Most Canadians were watching or talking about the royal wedding in April, according to the top Google searches of 2011. With many Canadians living below the poverty line what makes us so obsessed with an affluent ceremony for a family we don’t even know?

We only nodded our approval for a brief second after Osama Bin Laden was killed and thrown off a boat.

There was a larger and more profound impact on young Canadians after they found out former leader of the New Democratic Party Jack Layton, and then technological guru Steve Jobs died.
Many felt as if their flocks had lost their way in 2011, losing brave and competent shepherds.

Some could not take the injustices they saw and attached themselves to the international occupy movements across the planet.

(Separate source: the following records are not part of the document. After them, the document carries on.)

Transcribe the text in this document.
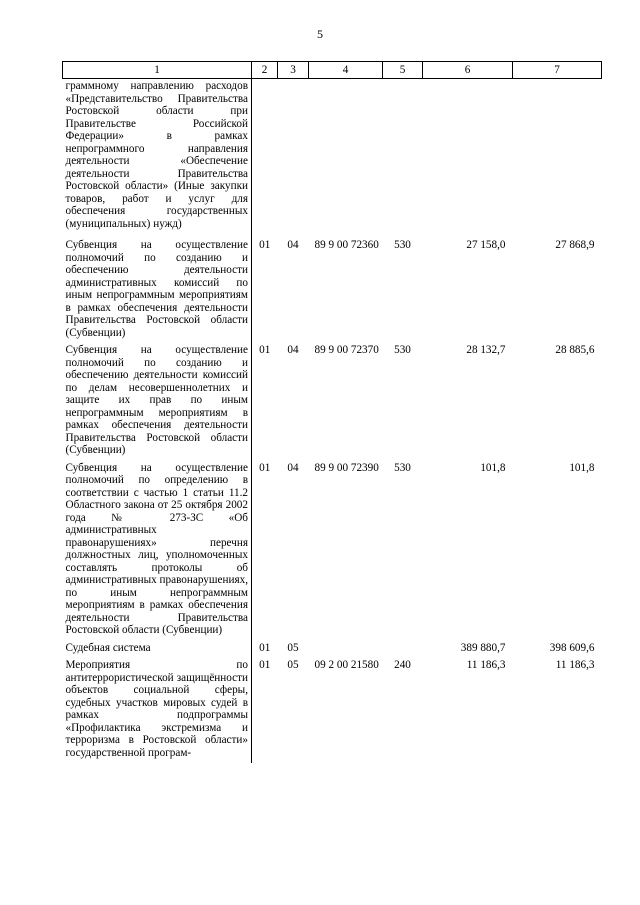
5
1	2	3	4	5	6	7
граммному направлению расходов «Представительство Правительства Ростовской области при Правительстве Российской Федерации» в рамках непрограммного направления деятельности «Обеспечение деятельности Правительства Ростовской области» (Иные закупки товаров, работ и услуг для обеспечения государственных (муниципальных) нужд)						
Субвенция на осуществление полномочий по созданию и обеспечению деятельности административных комиссий по иным непрограммным мероприятиям в рамках обеспечения деятельности Правительства Ростовской области (Субвенции)	01	04	89 9 00 72360	530	27 158,0	27 868,9
Субвенция на осуществление полномочий по созданию и обеспечению деятельности комиссий по делам несовершеннолетних и защите их прав по иным непрограммным мероприятиям в рамках обеспечения деятельности Правительства Ростовской области (Субвенции)	01	04	89 9 00 72370	530	28 132,7	28 885,6
Субвенция на осуществление полномочий по определению в соответствии с частью 1 статьи 11.2 Областного закона от 25 октября 2002 года № 273-ЗС «Об административных правонарушениях» перечня должностных лиц, уполномоченных составлять протоколы об административных правонарушениях, по иным непрограммным мероприятиям в рамках обеспечения деятельности Правительства Ростовской области (Субвенции)	01	04	89 9 00 72390	530	101,8	101,8
Судебная система	01	05			389 880,7	398 609,6
Мероприятия по антитеррористической защищённости объектов социальной сферы, судебных участков мировых судей в рамках подпрограммы «Профилактика экстремизма и терроризма в Ростовской области» государственной програм-	01	05	09 2 00 21580	240	11 186,3	11 186,3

Occupy Wall Street, a diverse collective of activists camped in New York City’s financial district, spawned numerous other public tent cities, many even becoming violent. “Occupy the world” was short-lived but the emergence of public upheaval in 2011 shows that it will be remembered as an important origin point when the movement likely resurfaces.

When it came to the election, where were we? Not at the polling booths. Studies showed Canadians between the ages of 18 and 24 had a voter turnout of about 37 per cent in the 2011 federal election.

Maybe it’s because young voters were too busy searching for Rebecca Black’s Friday on YouTube, which got almost 10 million views this year.
Whether you were talking about how awful her song was or how amazing it was, you were talking about it. Black and her wealthy parents are the physical embodiment of the popular culture craze and how in 2011 money rules all.

In retrospect 2011 was a year in which we should have chosen action but instead we chose distraction.

Daniel Pinchbeck summarized it best in Breaking Open the Head. He said, “We live in a world of media overload and data smog, where everything distracts us from everything else. In my crisis it seemed like a diabolical mechanism carefully designed to keep people from wondering about the real purpose to their endless frantic activity.”